Forscher arbeiten an noch geringerem Energieverbrauch, verschmutzungsresistenten «selbstreinigenden» Oberflächen und intelligenten Membranen, die gezielt spezifische Schadstoffe wie Schwermetalle oder Spurenmedikamente entfernen. Künstliche Intelligenz-gestützte vorausschauende Wartung und IoT-basierte Reinigungswarnungen stehen bereits vor der Tür.
Von der Sicherung jedes Schlucks Trinkwasser über die Ermöglichung der Tiefseeentsalzung bis hin zu geschlossenen Wassersystemen im Weltraum – dieses unsichtbare «Super-Sieb» schreibt ein neues Kapitel im Zeitalter der Wasserversorgungssicherheit.

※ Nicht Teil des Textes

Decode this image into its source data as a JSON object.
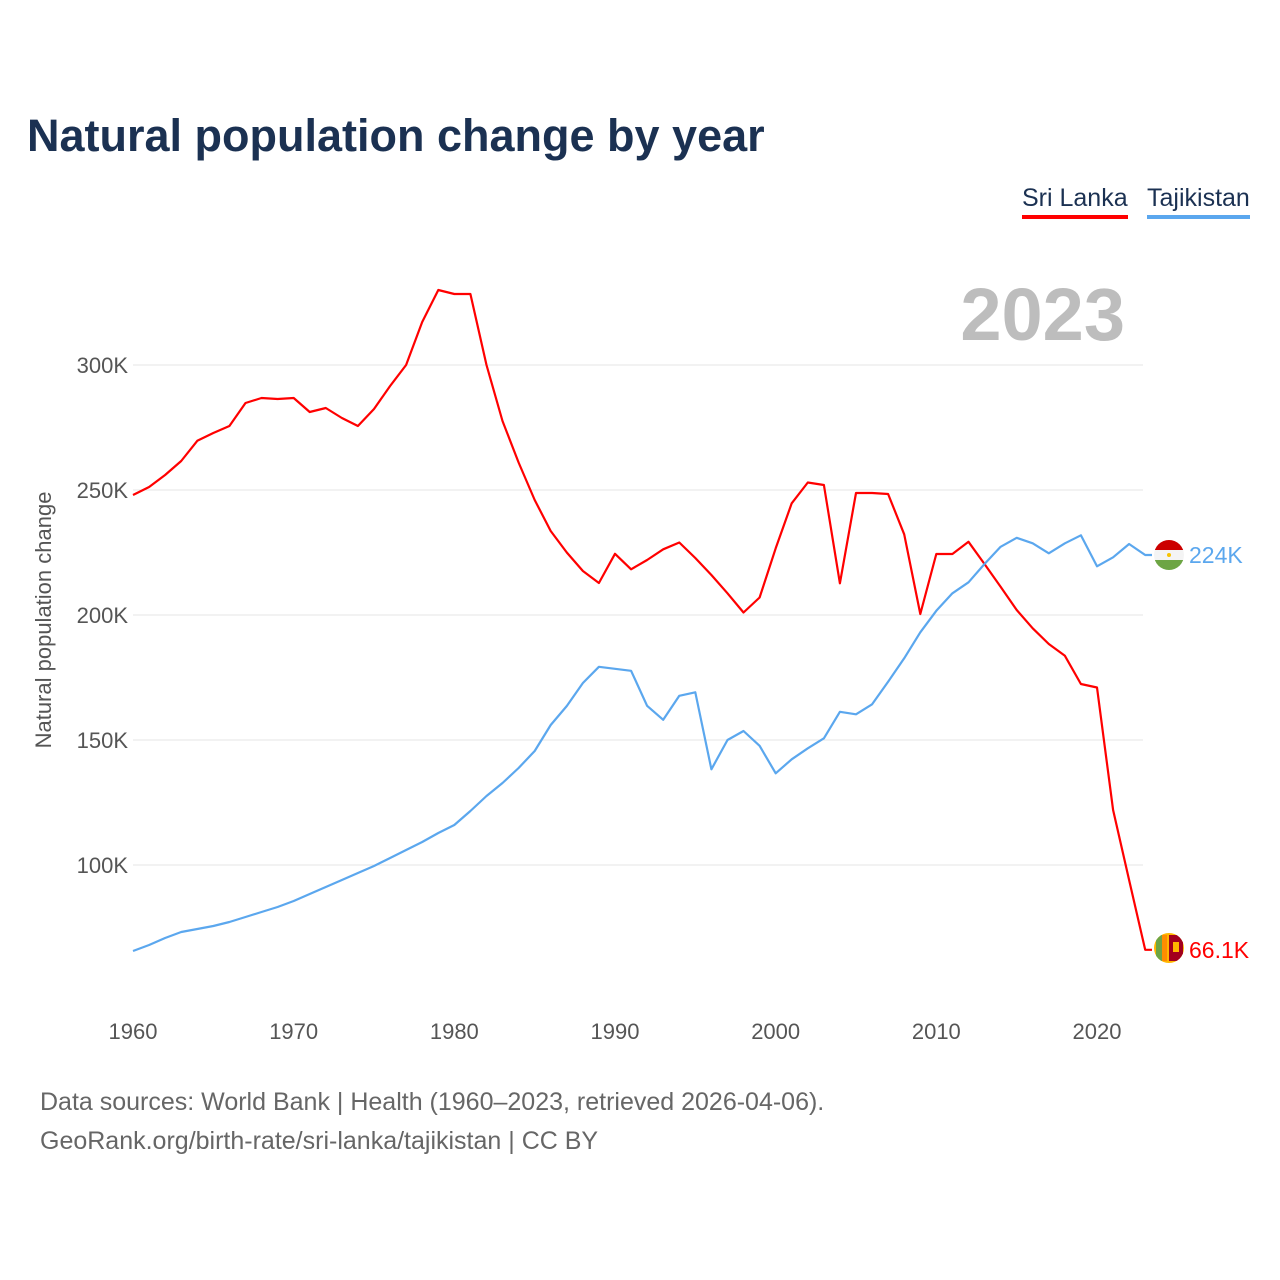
{
  "title": "Natural population change by year",
  "legend": [
    {
      "label": "Sri Lanka",
      "color": "#ff0000"
    },
    {
      "label": "Tajikistan",
      "color": "#5ba7ee"
    }
  ],
  "year_label": "2023",
  "footer": {
    "line1": "Data sources: World Bank | Health (1960–2023, retrieved 2026-04-06).",
    "line2": "GeoRank.org/birth-rate/sri-lanka/tajikistan | CC BY"
  },
  "chart_data": {
    "type": "line",
    "title": "Natural population change by year",
    "xlabel": "",
    "ylabel": "Natural population change",
    "xlim": [
      1960,
      2023
    ],
    "ylim": [
      55,
      335
    ],
    "yunits": "thousands",
    "xticks": [
      1960,
      1970,
      1980,
      1990,
      2000,
      2010,
      2020
    ],
    "xtick_labels": [
      "1960",
      "1970",
      "1980",
      "1990",
      "2000",
      "2010",
      "2020"
    ],
    "yticks": [
      100,
      150,
      200,
      250,
      300
    ],
    "ytick_labels": [
      "100K",
      "150K",
      "200K",
      "250K",
      "300K"
    ],
    "grid": true,
    "legend_position": "top-right",
    "series": [
      {
        "name": "Sri Lanka",
        "color": "#ff0000",
        "end_label": "66.1K",
        "start_year": 1960,
        "values": [
          248,
          251.2,
          256,
          261.6,
          269.7,
          272.8,
          275.6,
          284.8,
          286.8,
          286.4,
          286.8,
          281.2,
          282.8,
          278.8,
          275.6,
          282.4,
          291.6,
          300,
          317.2,
          330,
          328.4,
          328.4,
          300,
          277.6,
          261,
          246,
          233.6,
          225,
          217.6,
          212.8,
          224.5,
          218.3,
          222,
          226.3,
          229,
          222.8,
          216,
          208.7,
          201,
          207,
          226.7,
          244.7,
          253,
          252,
          212.7,
          248.8,
          248.8,
          248.4,
          232.3,
          200.4,
          224.4,
          224.4,
          229.3,
          220.4,
          211.3,
          202,
          194.7,
          188.4,
          183.7,
          172.4,
          171,
          122,
          94,
          66.1
        ]
      },
      {
        "name": "Tajikistan",
        "color": "#5ba7ee",
        "end_label": "224K",
        "start_year": 1960,
        "values": [
          65.6,
          68,
          70.8,
          73.2,
          74.4,
          75.6,
          77.2,
          79.2,
          81.2,
          83.2,
          85.6,
          88.4,
          91.2,
          94,
          96.8,
          99.6,
          102.8,
          106,
          109.2,
          112.8,
          116,
          121.6,
          127.6,
          132.8,
          138.8,
          145.6,
          156,
          163.6,
          172.8,
          179.3,
          178.5,
          177.7,
          163.7,
          158.1,
          167.7,
          169.1,
          138.3,
          150,
          153.6,
          147.7,
          136.7,
          142.3,
          146.7,
          150.7,
          161.3,
          160.3,
          164.3,
          173.3,
          182.7,
          193.1,
          201.7,
          208.7,
          213.1,
          220.4,
          227.3,
          230.9,
          228.7,
          224.7,
          228.7,
          231.9,
          219.5,
          223.1,
          228.4,
          224
        ]
      }
    ]
  }
}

Häufig gestellte Fragen (FAQ)
Ist mit Membran gefiltertes Wasser direkt trinkbar?
- UF-Membranwasser entfernt Bakterien und Viren, wird jedoch empfohlen, es abzukochen, um es sicherer zu trinken; RO-Membran gereinigtes Wasser erfüllt direkte Trinkstandards.

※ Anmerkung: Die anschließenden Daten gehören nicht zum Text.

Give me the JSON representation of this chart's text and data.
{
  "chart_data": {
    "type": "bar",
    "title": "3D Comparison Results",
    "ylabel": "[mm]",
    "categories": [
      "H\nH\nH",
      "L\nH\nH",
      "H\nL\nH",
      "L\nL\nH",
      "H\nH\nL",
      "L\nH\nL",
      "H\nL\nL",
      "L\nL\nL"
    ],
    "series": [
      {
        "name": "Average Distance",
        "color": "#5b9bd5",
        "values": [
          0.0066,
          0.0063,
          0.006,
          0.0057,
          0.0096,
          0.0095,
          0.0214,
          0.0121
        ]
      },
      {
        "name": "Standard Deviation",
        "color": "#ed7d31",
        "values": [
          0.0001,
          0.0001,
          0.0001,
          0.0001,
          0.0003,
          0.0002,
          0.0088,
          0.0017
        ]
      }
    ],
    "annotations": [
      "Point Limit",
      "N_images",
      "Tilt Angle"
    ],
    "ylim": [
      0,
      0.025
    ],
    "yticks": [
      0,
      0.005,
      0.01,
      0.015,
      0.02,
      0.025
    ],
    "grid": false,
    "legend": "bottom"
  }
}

Müssen Membranen ausgetauscht werden? Wie lange halten sie? - Regelmäßiger Austausch ist erforderlich. UF-Membranen halten 7–10 Jahre, RO-Membranen 3–5 Jahre, je nach Rohwasserqualität und täglicher Wartung.
Erzeugen Membransysteme Abwasser? - RO-Systeme erzeugen konzentriertes Abwasser mit einer Wasserproduktionsrate von 50–75 %, das für Spülung, Begrünung und andere nicht-trinkbare Zwecke wiederverwendet werden kann. UF-Systeme produzieren fast kein Abwasser.

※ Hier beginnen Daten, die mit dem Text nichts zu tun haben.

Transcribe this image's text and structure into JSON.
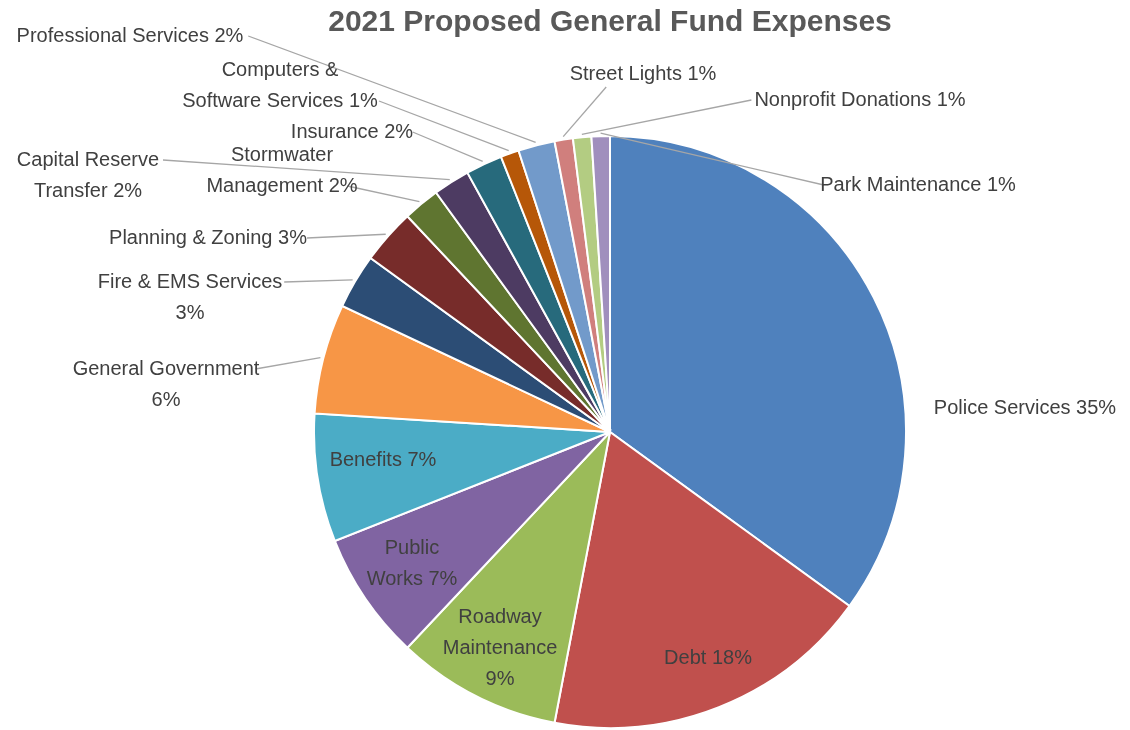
{
  "chart_data": {
    "type": "pie",
    "title": "2021 Proposed General Fund Expenses",
    "categories": [
      "Police Services",
      "Debt",
      "Roadway Maintenance",
      "Public Works",
      "Benefits",
      "General Government",
      "Fire & EMS Services",
      "Planning & Zoning",
      "Stormwater Management",
      "Capital Reserve Transfer",
      "Insurance",
      "Computers & Software Services",
      "Professional Services",
      "Street Lights",
      "Nonprofit Donations",
      "Park Maintenance"
    ],
    "values": [
      35,
      18,
      9,
      7,
      7,
      6,
      3,
      3,
      2,
      2,
      2,
      1,
      2,
      1,
      1,
      1
    ],
    "value_labels": [
      "35%",
      "18%",
      "9%",
      "7%",
      "7%",
      "6%",
      "3%",
      "3%",
      "2%",
      "2%",
      "2%",
      "1%",
      "2%",
      "1%",
      "1%",
      "1%"
    ],
    "colors": [
      "#4f81bd",
      "#c0504d",
      "#9bbb59",
      "#8064a2",
      "#4bacc6",
      "#f79646",
      "#2c4d75",
      "#772c2a",
      "#5f7530",
      "#4d3b62",
      "#276a7c",
      "#b65708",
      "#729aca",
      "#d07f7d",
      "#b3cc82",
      "#a08fbd"
    ]
  }
}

Welche Membranen verwenden Haushalts-Wasserfilter? - Haushalts-Ultrafiltrationsfilter verwenden UF-Membranen; reine Wassermaschinen nutzen RO-Membranen, meist mit einem vorderen Aktivkohle- und einem hinteren antibakteriellen Filterelement.
Household ultrafiltration purifiers adopt UF membranes; pure water machines use RO membranes, usually equipped with a front activated carbon and rear antibacterial filter elements.